TRI-ML Monocular Depth Estimation Repository
https://tri-ml.github.io/packnet-sfm/
MIT License
1.24k stars 243 forks source link

reproduction of the monodepth2 with resnet18 #40

Closed MingYang-buaa closed 4 years ago

MingYang-buaa commented 4 years ago

Hey! Thanks for your wonderful work!

Now i'm trying to reproduce the result of monodepth2 with resnet18 backbone. I used the train_kitti.yaml to train about 50 epochs. But the result is not good with loss around about 0.075 but absrel is only 0.125. I think it is may overfitting with the imperfect hyperparameters. So can you share the .yaml file for training monodepth2?

MingYang-buaa commented 4 years ago

And the infer result is also not good as that. test

VitorGuizilini-TRI commented 4 years ago

We routinely get < 0.12 abs_rel with monodepth2, just by changing from PackNet to DepthResNet. Some possible reasons:

Let me know how it goes.

MingYang-buaa commented 4 years ago
  1. yes, i used the ImageNet pretrained weights for both DepthResNet and PoseResNet.
  2. the learing rate is 2e-4 for both depth net and pose net. Then something i changed is step_size(from 30 to 15), batch_size(from 4 to 12). And i'm training on 4 GPUs(2080ti) rather than 8GPUS(V100). that's the problem?
MingYang-buaa commented 4 years ago

By the way. Did you try to train monodepth2 with VelSupModel? If true, how about the result?

VitorGuizilini-TRI commented 4 years ago

Try bringing your learning rate down to 1e-4, just to make sure, and I will start a training session here with your configuration as soon as possible, again just to make sure.
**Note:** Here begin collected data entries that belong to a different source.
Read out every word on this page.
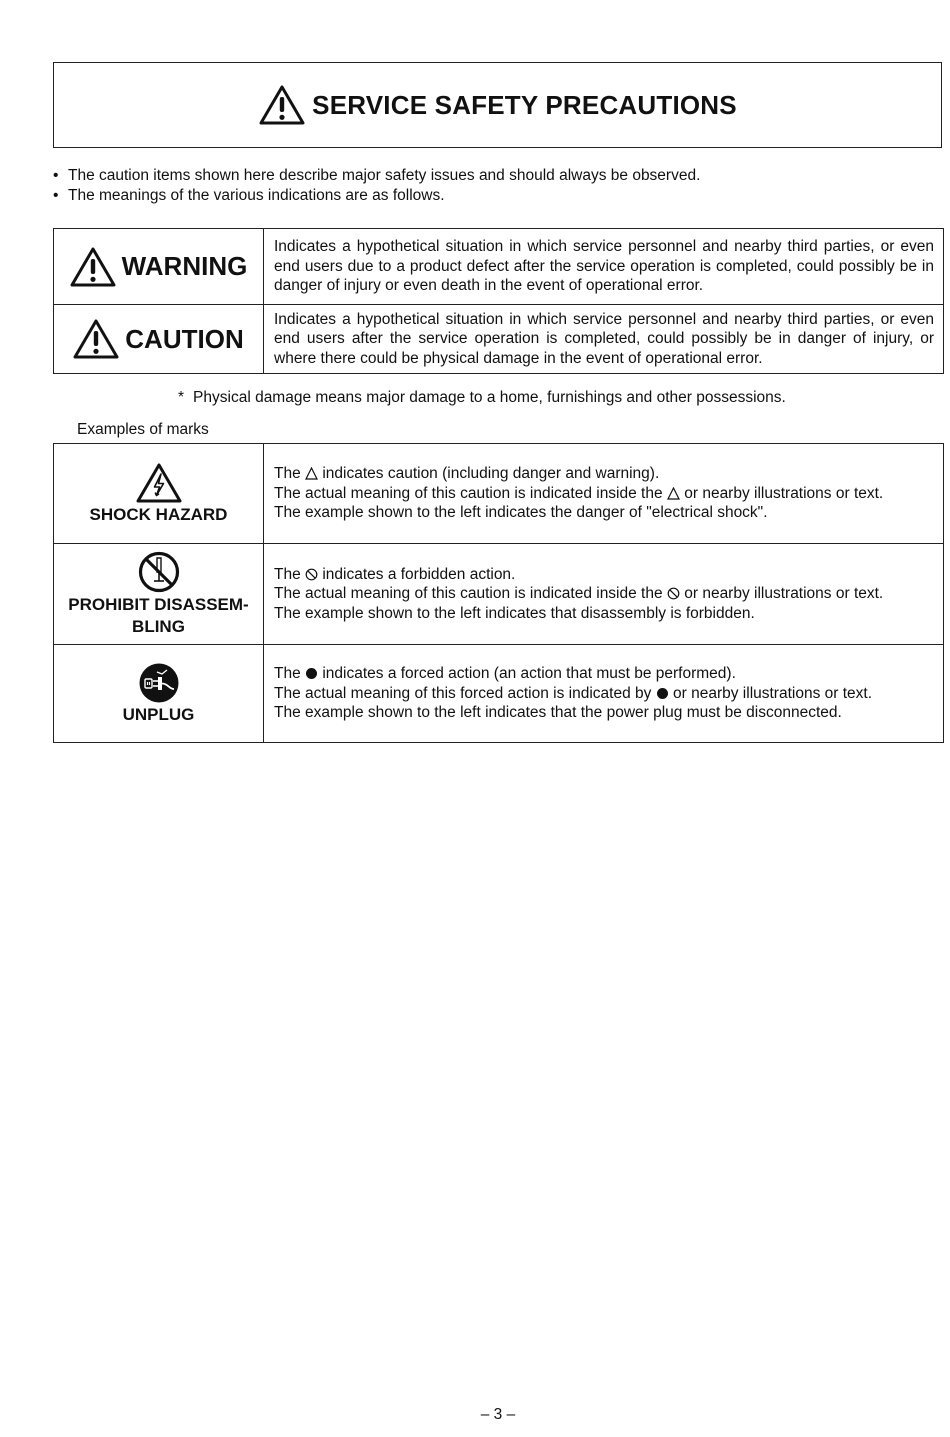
SERVICE SAFETY PRECAUTIONS
• The caution items shown here describe major safety issues and should always be observed.
• The meanings of the various indications are as follows.
WARNING	Indicates a hypothetical situation in which service personnel and nearby third parties, or even end users due to a product defect after the service operation is completed, could possibly be in danger of injury or even death in the event of operational error.

CAUTION	Indicates a hypothetical situation in which service personnel and nearby third parties, or even end users after the service operation is completed, could possibly be in danger of injury, or where there could be physical damage in the event of operational error.
* Physical damage means major damage to a home, furnishings and other possessions.
Examples of marks
SHOCK HAZARD	The indicates caution (including danger and warning).
The actual meaning of this caution is indicated inside the or nearby illustrations or text.
The example shown to the left indicates the danger of "electrical shock".

PROHIBIT DISASSEM-
BLING	The indicates a forbidden action.
The actual meaning of this caution is indicated inside the or nearby illustrations or text.
The example shown to the left indicates that disassembly is forbidden.

UNPLUG	The indicates a forced action (an action that must be performed).
The actual meaning of this forced action is indicated by or nearby illustrations or text.
The example shown to the left indicates that the power plug must be disconnected.
– 3 –
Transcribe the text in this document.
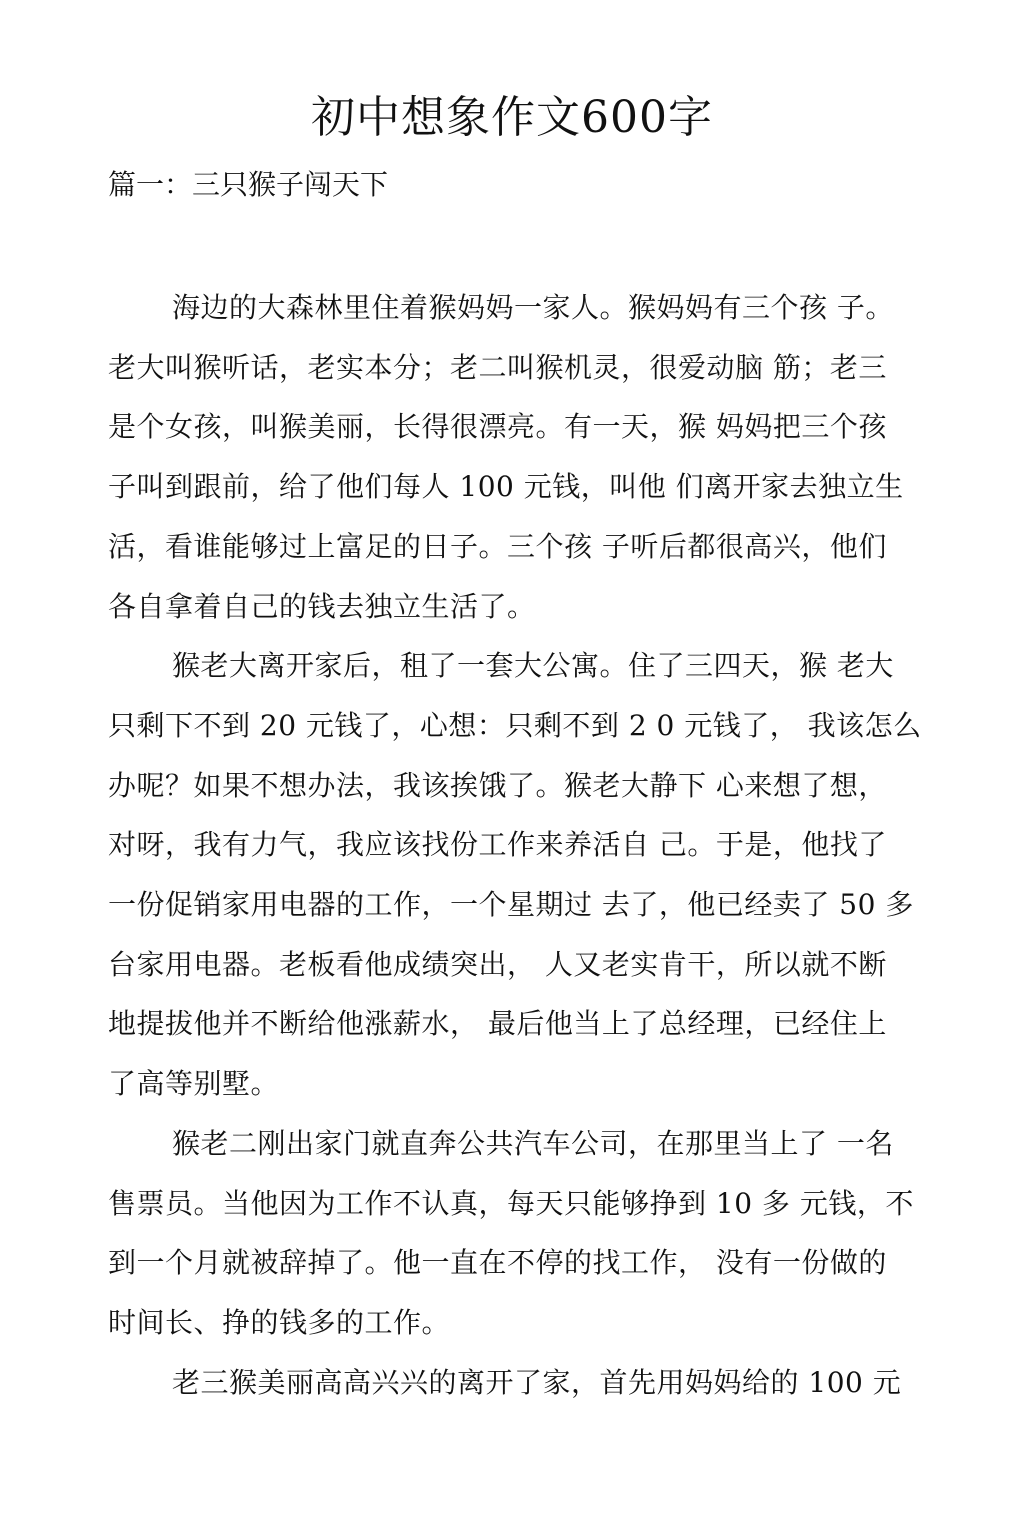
初中想象作文600字
篇一：三只猴子闯天下

海边的大森林里住着猴妈妈一家人。猴妈妈有三个孩 子。
老大叫猴听话，老实本分；老二叫猴机灵，很爱动脑 筋；老三
是个女孩，叫猴美丽，长得很漂亮。有一天，猴 妈妈把三个孩
子叫到跟前，给了他们每人 100 元钱，叫他 们离开家去独立生
活，看谁能够过上富足的日子。三个孩 子听后都很高兴，他们
各自拿着自己的钱去独立生活了。

猴老大离开家后，租了一套大公寓。住了三四天，猴 老大
只剩下不到 20 元钱了，心想：只剩不到 2 0 元钱了， 我该怎么
办呢？如果不想办法，我该挨饿了。猴老大静下 心来想了想，
对呀，我有力气，我应该找份工作来养活自 己。于是，他找了
一份促销家用电器的工作，一个星期过 去了，他已经卖了 50 多
台家用电器。老板看他成绩突出， 人又老实肯干，所以就不断
地提拔他并不断给他涨薪水， 最后他当上了总经理，已经住上
了高等别墅。

猴老二刚出家门就直奔公共汽车公司，在那里当上了 一名
售票员。当他因为工作不认真，每天只能够挣到 10 多 元钱，不
到一个月就被辞掉了。他一直在不停的找工作， 没有一份做的
时间长、挣的钱多的工作。

老三猴美丽高高兴兴的离开了家，首先用妈妈给的 100 元
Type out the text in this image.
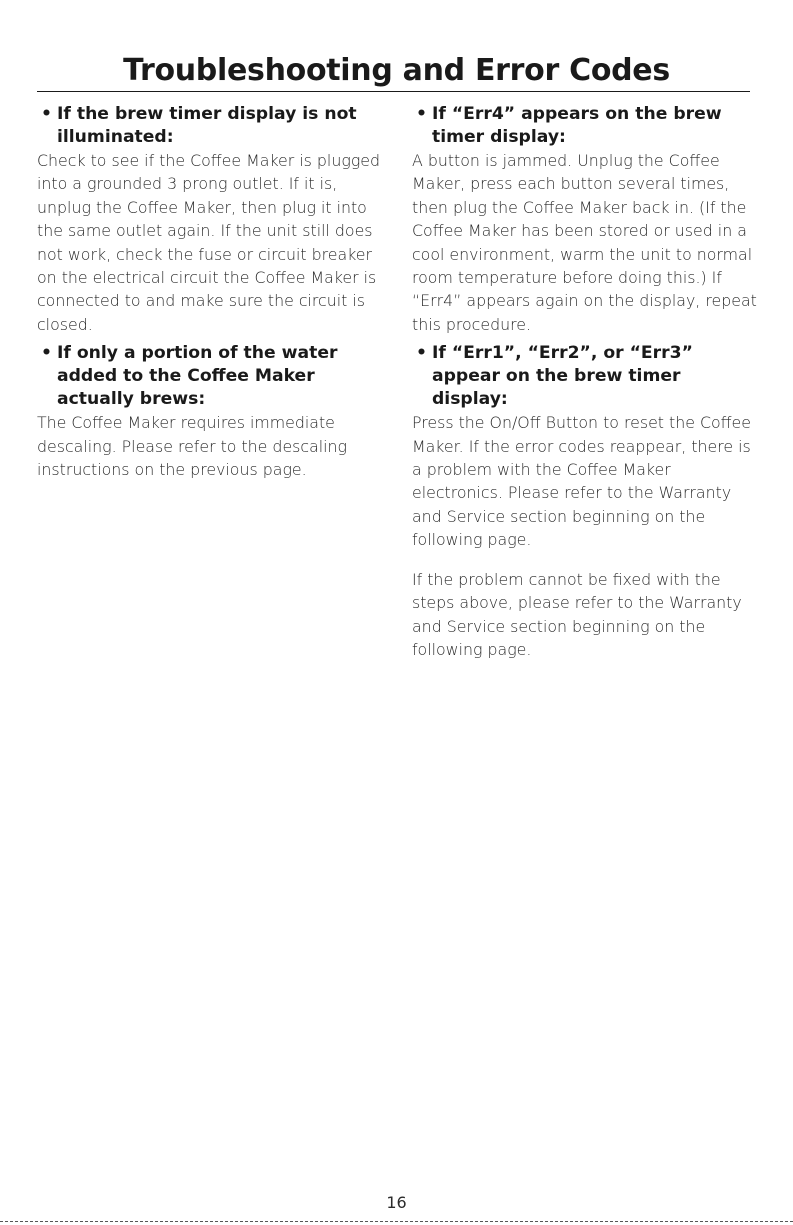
Troubleshooting and Error Codes
• If the brew timer display is not illuminated:

Check to see if the Coffee Maker is plugged into a grounded 3 prong outlet. If it is, unplug the Coffee Maker, then plug it into the same outlet again. If the unit still does not work, check the fuse or circuit breaker on the electrical circuit the Coffee Maker is connected to and make sure the circuit is closed.

• If only a portion of the water added to the Coffee Maker actually brews:

The Coffee Maker requires immediate descaling. Please refer to the descaling instructions on the previous page.

• If “Err4” appears on the brew timer display:

A button is jammed. Unplug the Coffee Maker, press each button several times, then plug the Coffee Maker back in. (If the Coffee Maker has been stored or used in a cool environment, warm the unit to normal room temperature before doing this.) If “Err4” appears again on the display, repeat this procedure.

• If “Err1”, “Err2”, or “Err3” appear on the brew timer display:

Press the On/Off Button to reset the Coffee Maker. If the error codes reappear, there is a problem with the Coffee Maker electronics. Please refer to the Warranty and Service section beginning on the following page.

If the problem cannot be fixed with the steps above, please refer to the Warranty and Service section beginning on the following page.

16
We've tried monodepth2 with VelSupModel, usually we achieve metrically accurate results similar to SelfSupModel.

MingYang-buaa commented 4 years ago

Thanks for your so quick reply! I also will try to train the SelfSupModel and SelfSupModel with the lr as 1e-4. Looking forward to your good news.
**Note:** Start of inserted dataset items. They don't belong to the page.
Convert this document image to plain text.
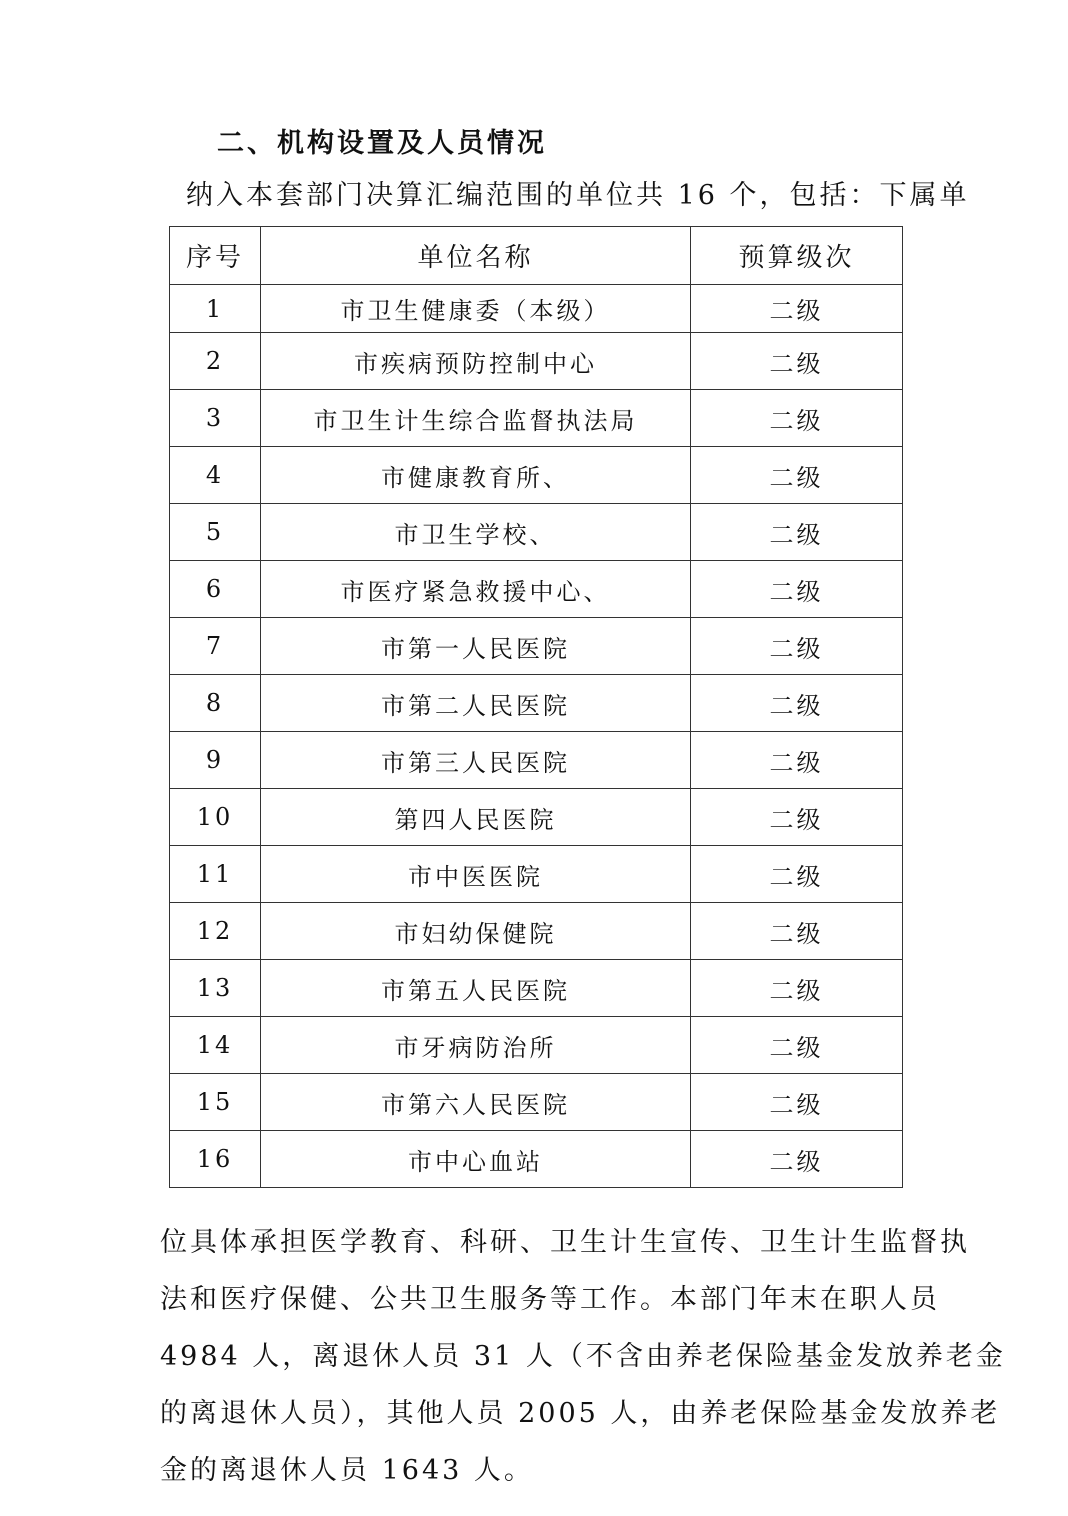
二、机构设置及人员情况

纳入本套部门决算汇编范围的单位共 16 个，包括：下属单

序号	单位名称	预算级次
1	市卫生健康委（本级）	二级
2	市疾病预防控制中心	二级
3	市卫生计生综合监督执法局	二级
4	市健康教育所、	二级
5	市卫生学校、	二级
6	市医疗紧急救援中心、	二级
7	市第一人民医院	二级
8	市第二人民医院	二级
9	市第三人民医院	二级
10	第四人民医院	二级
11	市中医医院	二级
12	市妇幼保健院	二级
13	市第五人民医院	二级
14	市牙病防治所	二级
15	市第六人民医院	二级
16	市中心血站	二级

位具体承担医学教育、科研、卫生计生宣传、卫生计生监督执
法和医疗保健、公共卫生服务等工作。本部门年末在职人员
4984 人，离退休人员 31 人（不含由养老保险基金发放养老金
的离退休人员），其他人员 2005 人，由养老保险基金发放养老
金的离退休人员 1643 人。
VitorGuizilini-TRI commented 4 years ago

Hi, results seem to be OK here (attached image from my latest run with resnet18 backbone), so I am not sure what could be the problem from your end. Regardless, it would be interesting to check if our losses match exactly those from monodepth2, as we are using some of their tricks at training time.

val-KITTI_raw-eigen_test_files-velodyne-544-inv_depth_49_afb5bd80

MingYang-buaa commented 4 years ago

All right. It's confusing that i also test to train with lr in 1e-4 but the abs_rel only reach to 0.120. By the way, i'm traing in no-docker environment, is it for this reason? Can you shared the yaml file? I would appreciate it. Also the tricks you mentioned above is that the matching resolution and camera intrinsic params? I only noticed these :)

the depth map seems to be ok. test

VitorGuizilini-TRI commented 4 years ago

I will share the .yaml file with you shortly, but I haven't changed much from the repository one. About the tricks, there is also auto-masking and minimum reprojection loss. Was your 0.120 the minimum value or the end value? I noticed that monodepth2 tends to degrade a little if you train for too long. Training in a no-docker environment should be fine, but perhaps there are some differences in library versions that are making an impact.

MingYang-buaa commented 4 years ago

yeap. I had trained about 30 epochs, but about the last 10 epochs of asb_rel values float around 0.120. So i stoped it. And i made a mistake that the pic I posted for the first time is trained with VelSupModel. But this is also strange about that. Have you encountered this wrong result? Maybe I have to train for a few more rounds to find out why.

MingYang-buaa commented 4 years ago

@VitorGuizilini-TRI Hi. Can you share the monodepth2.yaml now? Other than that, the depth regularization weight you mentioned in paper is included in the code now? I cannot find it. And the velocity-scaling weight is little different that 0.05 in paper but 0.1 in default_config. Does it meant that 0.1 is better than 0.05 in experirent?

pjckoch commented 3 years ago

Hi @MingYang-buaa ,

could you give any insights on whether you were able to resolve this issue? I encountered the same problem with the VelSupModel. For me the solution was to first train self-supervised and introduce the velocity supervision after a few epochs. If training with velocity supervision from the beginning, the output would look exactly like yours. I observed that the error lies in a wrongly estimated pose estimation: when looking at the warped reference images, the one that is generated from t-1 looks ok, but the one from t+1 does not. In fact, the one from t+1 seems more like it was generating a warped t+2 frame, instead of a warped t frame. That implies that the pose transformation is always estimated to be forward, never backwards.

Please let me know if you have any further insights on that.

Thank you. Best regards, Patrick